Pelos cálculos feitos pelo Folha JF, caso não haja nova decisão:
O plano de recuperação pode ser apresentado até o fim de janeiro
A certidão negativa pode ser entregue até o início de março
Venda do Salles é chave para o futuro do clube
A expectativa da diretoria é que a recuperação judicial permita reduzir a dívida pela metade, passando de cerca de R$ 25 milhões para algo em torno de R$ 12 milhões.
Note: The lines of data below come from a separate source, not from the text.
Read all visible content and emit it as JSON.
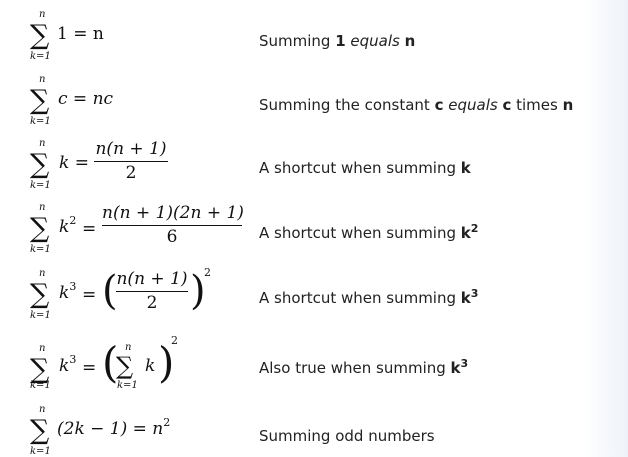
{
  "rows": [
    {
      "upper": "n",
      "lower": "k=1",
      "rhs": "1 = n",
      "desc": {
        "pre": "Summing ",
        "b1": "1",
        "mid": " equals ",
        "b2": "n",
        "post": ""
      }
    },
    {
      "upper": "n",
      "lower": "k=1",
      "rhs": "c = nc",
      "desc": {
        "pre": "Summing the constant ",
        "b1": "c",
        "mid": " equals ",
        "b2": "c",
        "post": " times ",
        "b3": "n"
      }
    },
    {
      "upper": "n",
      "lower": "k=1",
      "lhs": "k =",
      "num": "n(n + 1)",
      "den": "2",
      "desc": {
        "pre": "A shortcut when summing ",
        "b1": "k"
      }
    },
    {
      "upper": "n",
      "lower": "k=1",
      "lhs": "k",
      "lhs_sup": "2",
      "eq": "=",
      "num": "n(n + 1)(2n + 1)",
      "den": "6",
      "desc": {
        "pre": "A shortcut when summing ",
        "b1": "k",
        "sup": "2"
      }
    },
    {
      "upper": "n",
      "lower": "k=1",
      "lhs": "k",
      "lhs_sup": "3",
      "eq": "=",
      "num": "n(n + 1)",
      "den": "2",
      "outer_sup": "2",
      "desc": {
        "pre": "A shortcut when summing ",
        "b1": "k",
        "sup": "3"
      }
    },
    {
      "upper": "n",
      "lower": "k=1",
      "lhs": "k",
      "lhs_sup": "3",
      "eq": "=",
      "inner": "k",
      "outer_sup": "2",
      "desc": {
        "pre": "Also true when summing ",
        "b1": "k",
        "sup": "3"
      }
    },
    {
      "upper": "n",
      "lower": "k=1",
      "rhs": "(2k − 1) = n",
      "rhs_sup": "2",
      "desc": {
        "pre": "Summing odd numbers"
      }
    }
  ]
}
O Estádio Salles de Oliveira é o principal ativo do clube. Avaliações feitas por corretores ouvidos pela reportagem indicam valor entre R$ 17 milhões e R$ 20 milhões. No entanto, a pressa para a venda pode fazer com que o imóvel seja arrematado por um valor abaixo do potencial de mercado.
Por isso, o juiz reforçou a exigência de máxima transparência no leilão, justamente para evitar questionamentos futuros e prejuízos ainda maiores ao clube.